Affiliation: University of Chicago

Casey B. Mulligan is a Professor in the Department of Economics. Mulligan first joined the University of Chicago in 1991 as a graduate student, and received his Ph.D. in Economics from the University of Chicago in 1993.

He has also served as a Visiting Professor teaching public economics at Harvard University, Clemson University, and Irving B. Harris Graduate School of Public Policy Studies at the University of Chicago.

Mulligan is author of the 1997 book Parental Priorities and Economic Inequality, which studies economic models of, and statistical evidence on, the intergenerational transmission of economic status. His recent research is concerned with capital and labor taxation, with particular emphasis on tax incidence and positive theories of public policy. His recent work includes Market Responses to the Panic of 2008 (a book-in-process with Chicago graduate student Luke Threinen) and published articles such as “Selection, Investment, and Women’s Relative Wages,” “Deadweight Costs and the Size of Government,” “Do Democracies have Different Public Policies than Nondemocracies?,” “The Extent of the Market and the Supply of Regulation,” “What do Aggregate Consumption Euler Equations Say about the Capital Income Tax Burden?,” and “Public Policies as Specification Errors.” Mulligan has reported on some of these results in the Chicago Tribune, the Chicago Sun-Times, the Wall Street Journal, and the New York Times.

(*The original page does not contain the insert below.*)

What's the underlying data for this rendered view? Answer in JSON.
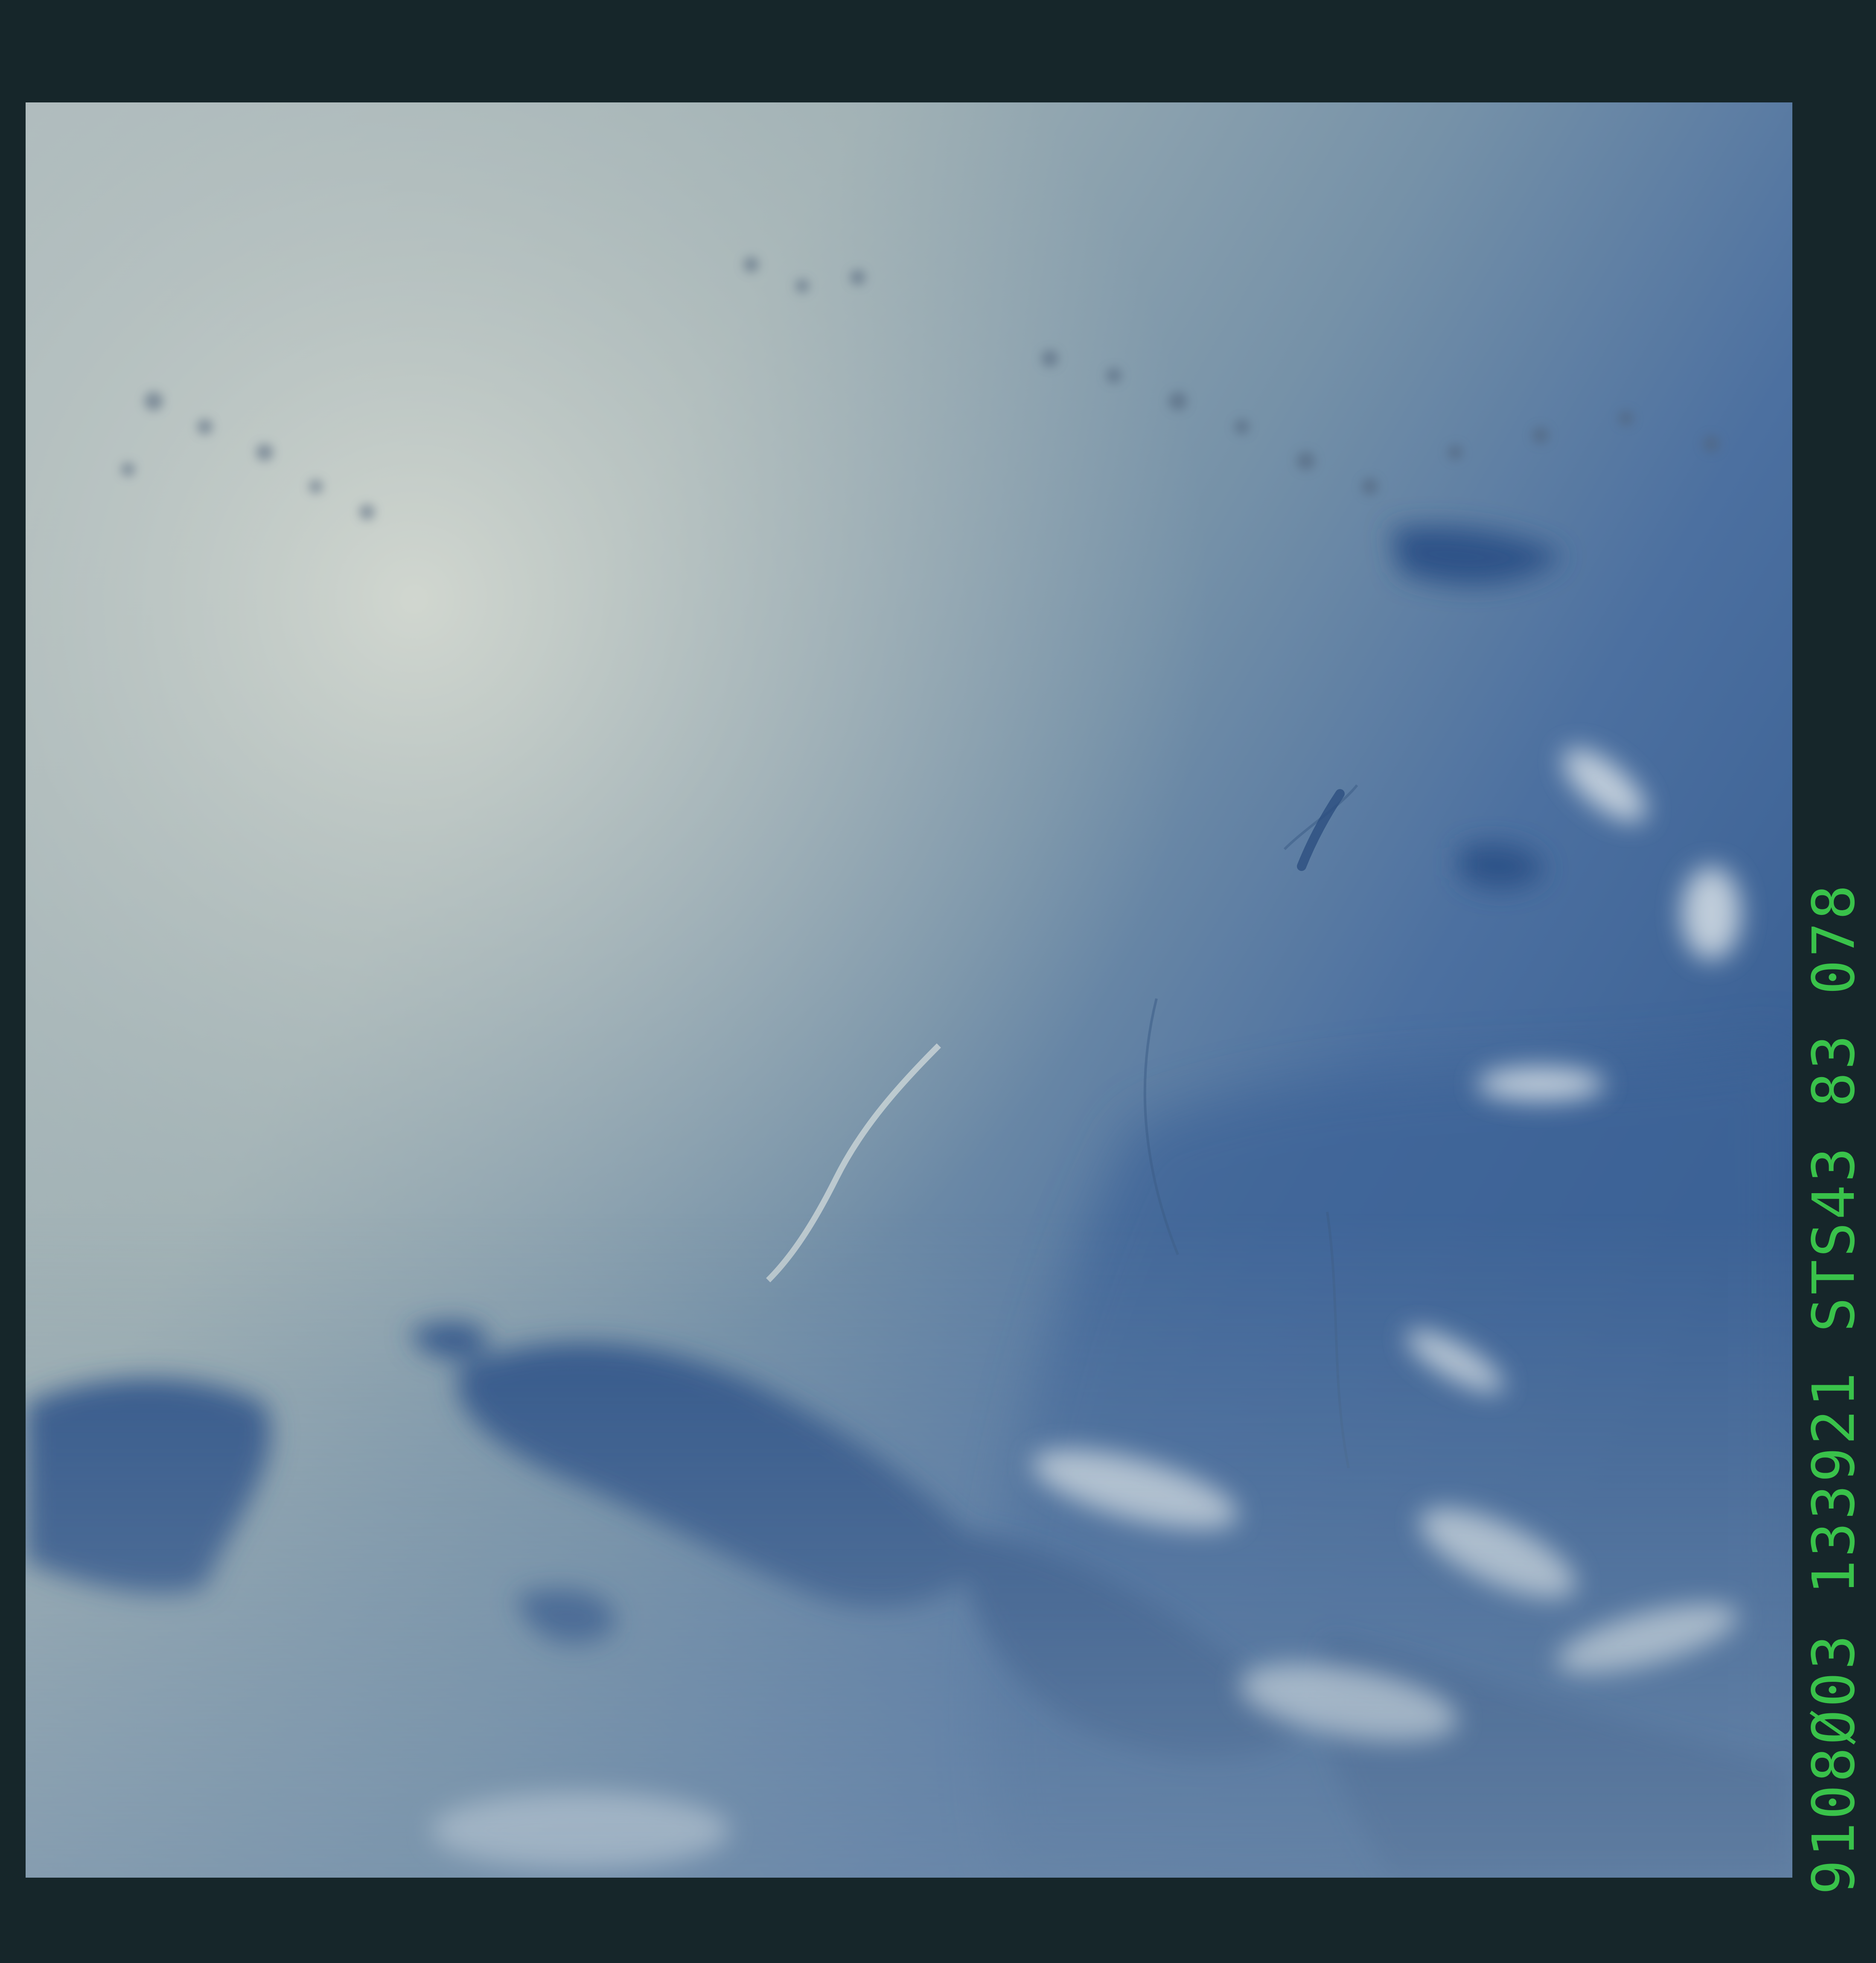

He is affiliated with a number of professional organizations, including the National Bureau of Economic Research, the George J. Stigler Center for the Study of the Economy and the State, and the Population Research Center. He is also the recipient of numerous awards and fellowships, including those from the National Science Foundation, the Alfred P. Sloan Foundation, the Smith- Richardson Foundation, and the John M. Olin Foundation.